We enjoyed a lovely Christmas visit with the blind children, they are doing really well, Thanh and Hieu are happy at school and Thuong is really enjoying her IT course. They are nicely settled and thanks to Ms Lan, Brian & Dat they are well taken care of.
With each trip we look forward to seeing Quan and we wonder about his latest updates. This young man is happily re-building his life, and it’s so lovely to see. Along with his work and social life he is now enthusiastically pursuing an education. We were able to visit him at his school, ..... that was an interesting experience.
The school is housed in the absolute heart of Hanoi, during the week it is a regular high school and on weekends they accept blind students. It is the only way for them to obtain an education and as evidenced by Dat it can certainly lead to university entrance. What we didn’t realise was the absolute challenge that faces both students and teachers (aside from surviving the traffic to get there!)
In the first class we walked into we recognised ‘Ching’, one of the girls who did the massage course alongside Quan last year. We had a nice chat and she proudly told us that like Quan, she is also working full time and studying on weekends. We actually met three other students from the course, and each of them talked about their new life which included working full time in different centres, and attending school to further their education. It was a lovely bonus to see firsthand how their lives have been completely turned around.

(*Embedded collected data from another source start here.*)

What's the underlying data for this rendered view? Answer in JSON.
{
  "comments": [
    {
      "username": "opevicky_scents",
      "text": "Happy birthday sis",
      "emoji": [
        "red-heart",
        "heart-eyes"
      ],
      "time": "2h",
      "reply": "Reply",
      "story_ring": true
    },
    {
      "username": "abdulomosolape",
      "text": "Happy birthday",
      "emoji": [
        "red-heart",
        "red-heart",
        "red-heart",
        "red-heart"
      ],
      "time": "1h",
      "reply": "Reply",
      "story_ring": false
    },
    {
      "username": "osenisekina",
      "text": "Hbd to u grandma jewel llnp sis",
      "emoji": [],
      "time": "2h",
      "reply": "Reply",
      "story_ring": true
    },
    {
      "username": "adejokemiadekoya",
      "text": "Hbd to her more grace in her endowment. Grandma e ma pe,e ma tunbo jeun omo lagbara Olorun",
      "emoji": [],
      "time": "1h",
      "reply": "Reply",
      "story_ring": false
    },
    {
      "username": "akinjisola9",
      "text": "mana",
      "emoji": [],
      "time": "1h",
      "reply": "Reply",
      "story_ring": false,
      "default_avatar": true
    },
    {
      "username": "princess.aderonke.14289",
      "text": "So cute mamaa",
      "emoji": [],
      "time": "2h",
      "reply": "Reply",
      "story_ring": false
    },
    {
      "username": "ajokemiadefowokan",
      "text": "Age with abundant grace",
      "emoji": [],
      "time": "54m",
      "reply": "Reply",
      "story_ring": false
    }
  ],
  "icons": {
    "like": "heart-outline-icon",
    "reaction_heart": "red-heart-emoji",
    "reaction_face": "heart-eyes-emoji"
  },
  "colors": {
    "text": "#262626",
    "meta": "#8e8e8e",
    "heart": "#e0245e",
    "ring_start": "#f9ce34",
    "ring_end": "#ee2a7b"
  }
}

With Dat as interpreter, we had a pleasant chat with the students, even though they face incredible challenges, they really want an education. During the conversation I noticed that some of the students had A4 black Braille boards, similar to those we provided for Quan and the other students, while others had very small, plastic versions (almost like something out of a happy meal) when I enquired as to why they didn’t have the black ones the response was a very clear ‘no money’. I then asked a young girl if I could have a look at the ‘exercise book’ she was using to record the teachers words.
My heart sank as I realised it was in fact bits of old calendars, ripped into pieces and taped together to fashion a notebook. I turned to the teacher and asked if I could have a look at a text book, I was totally unprepared for the response .... “we don’t have any textbooks’ ......
There are 68 blind students, and not one text book! – it was a year 10 chemistry class. As a teacher I cannot comprehend how you could possibly teach blind students without any classroom resources.
So the plan for ACCV 2009 – education & resources for blind students! (funding is a minor detail! )
Talking of education, we are very close to beginning our first English Language course for blind students. It is all very exciting! This will open up a whole new world for these people, including job prospects that were previously way out of their league. ACCV team members Elizabeth & Juliette have worked tirelessly with me to develop a course and curriculum of the highest standard, they are doing an incredible job!
This course will provide young blind people with everything that is available to their sighted, privileged counterparts in the private language schools, including fully certified and trained teachers, excellent teachers aides/ translators and all the required academic material .
This is the beginning of a wonderful endeavour for ACCV and with your continued support we can completely change the lives of many young blind people – Hanoi alone has 29 Blind associations.
And a little side bonus – Quan is a student in the very first English language course!